I like Everett and Arthur. I'm more curious about the former; I think his role in this story is most promising.

But besides your characters, I must keep raving about your writing style. The passage you wrote about Wilfred entering the "Daily News" building struck some cords of jealousy within me! There's something in your writing that's very professional and otherwise publishable (that *is* a word, right?)... I haven't encountered anything quite like it at FictionPress.

Which explains my mindless raving. I'm just glad I found this story! I wish you'd update more, though!
Lady E 2003-08-21 . chapter 4
Soiree! I love that word!
favorite character? Arthur, it's gotta be Arthur. Big and friendly like a bear, only with the sharpness of an eagle. *shrugs* or maybe not, but I like him anyway. ^__^ Can't wait for your next chapter!

~Lady E
Lady E 2003-08-19 . chapter 3
Charming!
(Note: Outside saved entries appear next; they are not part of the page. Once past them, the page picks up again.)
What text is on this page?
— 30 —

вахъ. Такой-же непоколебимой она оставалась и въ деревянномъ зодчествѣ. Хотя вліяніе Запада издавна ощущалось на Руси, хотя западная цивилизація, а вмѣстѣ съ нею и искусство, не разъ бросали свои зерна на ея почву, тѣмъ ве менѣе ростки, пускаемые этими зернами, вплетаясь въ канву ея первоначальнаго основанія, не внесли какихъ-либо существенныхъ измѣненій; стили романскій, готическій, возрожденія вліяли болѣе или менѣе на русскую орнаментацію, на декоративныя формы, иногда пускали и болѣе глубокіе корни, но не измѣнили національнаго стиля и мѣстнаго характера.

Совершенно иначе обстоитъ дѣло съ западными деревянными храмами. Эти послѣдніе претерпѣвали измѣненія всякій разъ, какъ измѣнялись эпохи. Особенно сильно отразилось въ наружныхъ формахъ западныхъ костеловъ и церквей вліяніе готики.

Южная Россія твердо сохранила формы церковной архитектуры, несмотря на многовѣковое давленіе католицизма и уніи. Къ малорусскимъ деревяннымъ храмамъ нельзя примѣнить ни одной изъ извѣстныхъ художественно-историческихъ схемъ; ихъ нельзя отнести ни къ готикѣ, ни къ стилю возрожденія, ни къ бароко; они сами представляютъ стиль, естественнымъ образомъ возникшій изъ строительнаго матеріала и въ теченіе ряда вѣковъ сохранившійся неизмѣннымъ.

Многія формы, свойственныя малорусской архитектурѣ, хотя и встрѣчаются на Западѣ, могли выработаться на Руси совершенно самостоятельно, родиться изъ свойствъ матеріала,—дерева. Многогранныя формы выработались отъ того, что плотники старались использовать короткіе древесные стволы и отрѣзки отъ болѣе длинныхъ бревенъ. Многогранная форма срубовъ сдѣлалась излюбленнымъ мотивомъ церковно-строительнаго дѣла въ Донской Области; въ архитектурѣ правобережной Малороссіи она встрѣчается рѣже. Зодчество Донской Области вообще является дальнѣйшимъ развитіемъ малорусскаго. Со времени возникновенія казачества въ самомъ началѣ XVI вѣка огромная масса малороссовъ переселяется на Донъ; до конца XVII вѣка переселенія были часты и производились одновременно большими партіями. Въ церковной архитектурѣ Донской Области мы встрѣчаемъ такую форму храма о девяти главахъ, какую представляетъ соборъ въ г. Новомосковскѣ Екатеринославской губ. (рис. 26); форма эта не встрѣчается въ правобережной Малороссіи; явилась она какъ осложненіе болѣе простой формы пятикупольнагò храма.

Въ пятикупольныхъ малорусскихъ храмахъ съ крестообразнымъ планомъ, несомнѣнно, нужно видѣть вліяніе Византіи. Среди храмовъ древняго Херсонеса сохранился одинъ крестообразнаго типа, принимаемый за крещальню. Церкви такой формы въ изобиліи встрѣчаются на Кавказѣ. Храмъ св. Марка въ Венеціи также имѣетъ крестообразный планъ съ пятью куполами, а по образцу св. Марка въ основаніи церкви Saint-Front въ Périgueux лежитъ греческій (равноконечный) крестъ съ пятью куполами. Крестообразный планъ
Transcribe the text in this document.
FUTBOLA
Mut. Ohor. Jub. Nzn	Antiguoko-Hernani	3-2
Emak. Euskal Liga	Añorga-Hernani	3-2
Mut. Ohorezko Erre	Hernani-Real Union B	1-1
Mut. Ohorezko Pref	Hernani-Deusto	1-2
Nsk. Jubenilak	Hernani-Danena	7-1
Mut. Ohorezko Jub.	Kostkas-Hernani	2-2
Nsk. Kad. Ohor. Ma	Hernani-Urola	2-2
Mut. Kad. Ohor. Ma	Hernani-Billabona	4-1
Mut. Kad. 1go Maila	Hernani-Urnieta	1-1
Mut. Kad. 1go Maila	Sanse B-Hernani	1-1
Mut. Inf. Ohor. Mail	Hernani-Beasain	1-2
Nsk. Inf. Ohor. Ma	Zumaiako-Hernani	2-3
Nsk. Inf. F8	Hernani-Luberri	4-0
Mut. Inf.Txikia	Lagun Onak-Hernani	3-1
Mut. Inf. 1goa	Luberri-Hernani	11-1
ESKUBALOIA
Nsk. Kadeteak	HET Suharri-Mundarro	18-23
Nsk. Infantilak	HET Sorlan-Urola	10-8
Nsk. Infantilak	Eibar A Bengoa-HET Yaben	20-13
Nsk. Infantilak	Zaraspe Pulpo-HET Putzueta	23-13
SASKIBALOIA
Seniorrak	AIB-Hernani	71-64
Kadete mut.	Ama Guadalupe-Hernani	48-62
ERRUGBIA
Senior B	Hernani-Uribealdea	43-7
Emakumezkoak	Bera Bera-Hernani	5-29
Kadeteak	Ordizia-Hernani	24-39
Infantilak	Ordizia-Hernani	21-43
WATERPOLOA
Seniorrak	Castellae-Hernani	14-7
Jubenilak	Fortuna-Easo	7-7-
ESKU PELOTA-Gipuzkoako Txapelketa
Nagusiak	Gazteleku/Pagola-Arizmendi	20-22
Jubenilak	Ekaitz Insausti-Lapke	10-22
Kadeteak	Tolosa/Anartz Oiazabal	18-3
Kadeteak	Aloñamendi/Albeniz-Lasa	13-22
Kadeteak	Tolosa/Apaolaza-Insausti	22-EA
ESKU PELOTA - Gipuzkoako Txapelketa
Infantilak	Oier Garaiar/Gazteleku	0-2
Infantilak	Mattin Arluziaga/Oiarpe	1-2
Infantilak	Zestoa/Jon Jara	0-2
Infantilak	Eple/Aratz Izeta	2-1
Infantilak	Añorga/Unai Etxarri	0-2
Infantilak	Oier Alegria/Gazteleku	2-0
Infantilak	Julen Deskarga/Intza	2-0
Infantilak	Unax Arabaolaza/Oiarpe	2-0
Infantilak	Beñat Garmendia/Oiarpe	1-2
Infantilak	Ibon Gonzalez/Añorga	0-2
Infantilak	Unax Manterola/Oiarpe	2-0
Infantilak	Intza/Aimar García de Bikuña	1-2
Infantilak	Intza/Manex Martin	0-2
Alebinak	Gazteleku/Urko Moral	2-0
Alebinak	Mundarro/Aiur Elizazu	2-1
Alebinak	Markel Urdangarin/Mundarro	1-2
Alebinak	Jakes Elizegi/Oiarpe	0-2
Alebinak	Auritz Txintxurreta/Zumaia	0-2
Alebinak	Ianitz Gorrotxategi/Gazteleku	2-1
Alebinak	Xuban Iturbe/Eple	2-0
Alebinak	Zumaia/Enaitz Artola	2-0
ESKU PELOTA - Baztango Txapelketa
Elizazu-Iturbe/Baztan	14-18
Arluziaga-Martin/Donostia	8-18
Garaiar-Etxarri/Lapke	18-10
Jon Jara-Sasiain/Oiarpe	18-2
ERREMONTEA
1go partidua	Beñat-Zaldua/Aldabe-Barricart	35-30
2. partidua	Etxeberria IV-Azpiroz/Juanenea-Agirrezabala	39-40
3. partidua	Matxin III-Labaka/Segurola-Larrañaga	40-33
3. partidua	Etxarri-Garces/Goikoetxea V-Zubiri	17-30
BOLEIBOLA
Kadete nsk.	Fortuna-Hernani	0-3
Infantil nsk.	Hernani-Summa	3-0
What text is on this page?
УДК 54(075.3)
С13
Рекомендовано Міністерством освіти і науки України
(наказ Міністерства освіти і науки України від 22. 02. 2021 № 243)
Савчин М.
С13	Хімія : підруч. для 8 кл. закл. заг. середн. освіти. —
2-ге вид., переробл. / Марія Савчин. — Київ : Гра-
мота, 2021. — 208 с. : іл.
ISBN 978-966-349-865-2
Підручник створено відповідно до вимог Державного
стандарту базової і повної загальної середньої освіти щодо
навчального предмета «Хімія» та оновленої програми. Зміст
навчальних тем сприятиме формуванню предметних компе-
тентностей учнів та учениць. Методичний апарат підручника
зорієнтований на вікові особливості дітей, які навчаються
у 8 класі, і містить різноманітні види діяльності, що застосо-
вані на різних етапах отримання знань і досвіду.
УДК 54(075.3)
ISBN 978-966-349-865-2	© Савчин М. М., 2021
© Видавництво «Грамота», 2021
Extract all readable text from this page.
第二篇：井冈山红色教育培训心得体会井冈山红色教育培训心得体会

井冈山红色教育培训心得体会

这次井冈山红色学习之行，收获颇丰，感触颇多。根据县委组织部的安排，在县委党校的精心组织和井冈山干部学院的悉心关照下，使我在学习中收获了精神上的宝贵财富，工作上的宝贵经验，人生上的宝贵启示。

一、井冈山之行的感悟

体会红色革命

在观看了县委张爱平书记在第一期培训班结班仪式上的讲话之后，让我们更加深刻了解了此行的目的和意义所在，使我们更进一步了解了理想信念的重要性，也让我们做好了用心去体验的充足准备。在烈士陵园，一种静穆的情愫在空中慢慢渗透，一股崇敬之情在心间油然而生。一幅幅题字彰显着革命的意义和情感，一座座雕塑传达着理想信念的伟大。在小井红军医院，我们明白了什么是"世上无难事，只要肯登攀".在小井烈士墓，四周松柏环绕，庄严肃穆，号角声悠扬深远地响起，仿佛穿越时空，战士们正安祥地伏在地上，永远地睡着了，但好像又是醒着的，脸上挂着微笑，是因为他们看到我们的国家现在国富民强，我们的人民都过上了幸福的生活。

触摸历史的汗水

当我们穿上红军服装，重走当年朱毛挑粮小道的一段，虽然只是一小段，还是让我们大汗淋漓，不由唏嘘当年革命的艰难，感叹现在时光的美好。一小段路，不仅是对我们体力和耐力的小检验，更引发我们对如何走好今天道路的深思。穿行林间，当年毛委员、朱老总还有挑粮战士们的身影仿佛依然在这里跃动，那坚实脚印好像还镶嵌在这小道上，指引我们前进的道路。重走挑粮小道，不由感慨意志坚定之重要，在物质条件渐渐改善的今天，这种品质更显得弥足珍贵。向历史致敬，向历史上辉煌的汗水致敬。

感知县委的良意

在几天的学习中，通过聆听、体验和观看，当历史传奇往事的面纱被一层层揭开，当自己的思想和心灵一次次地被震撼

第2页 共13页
Very very charming! And the last chapter was not at all lame, the ending or otherwise. What enchanting writing in this one!

"A few scraps of ancient teal paint were knocked from the door, and they drifted to the floor, where some rats would probably feast on them later."

This is perhaps my favorite sentence in this chapter!

Your new characters too are charming! Nettie suits me better, practical and dependable. But I really like them all!

great job,
Lady E
faery tragedy 2003-08-17 . chapter 4
I like the new characters as I like all of your characters. But I have to say I enjoy Everett greatly. He seems to have this air of charm and mellowness. Ladies' man, huh? Perhaps it is his "Cuban treasures" doin' the work?

My dad was thinking of smuggled those "cuban treasures" out of Jamaica. He didn't though. (What do you think I'd tell you and have the cops on our back? My dad couldn't outrun the cops.)

But Arthur's pretty cool, too. He had the good idea to invite Jane and Cora to the soriee.

Thank you for the description of a "Gibson Girl". That's very interesting, you know. I wasn't expecting an old fashioned chick who 'submitted to the male race'. I rather thought it meant someone niave or girlish.

Update soon!

*Faery Tragedy
tricklingdust 2003-08-17 . chapter 4
Wow, I just found you (and I did review your poem, which is pointing out the obvious. I will stop now), and already you're one of my favorite authors. I love how you researched the time period; it's brilliant. GREAT job, please update soon. ^_^
aims 80 (too lazy to sign in today) 2003-08-16 . chapter 4
Very interesting story so far, keep up the good work.
luv Aims :)
Liriel87 2003-08-15 . chapter 4
I like the two new characters alot! Especially together! Well I liked the chapter!! Very nice! Update soon!
Liriel
Lady E 2003-08-15 . chapter 1
Wonderful, wonderful beginning! You say this is your first original fiction? But, how is that to be, when you write so professionally? ^__^ No, I'm not joking. You have definite talent.

As for separating this into two chapters...I'm not sure the effect of this chapter would be so marvelous if you divided it into two. This, as one chapter, is a very good intro, and I don't suggest you change it too much. Just my opinion, if it's worth anything.

once again, OutlawEris, you've quite outdone yourself.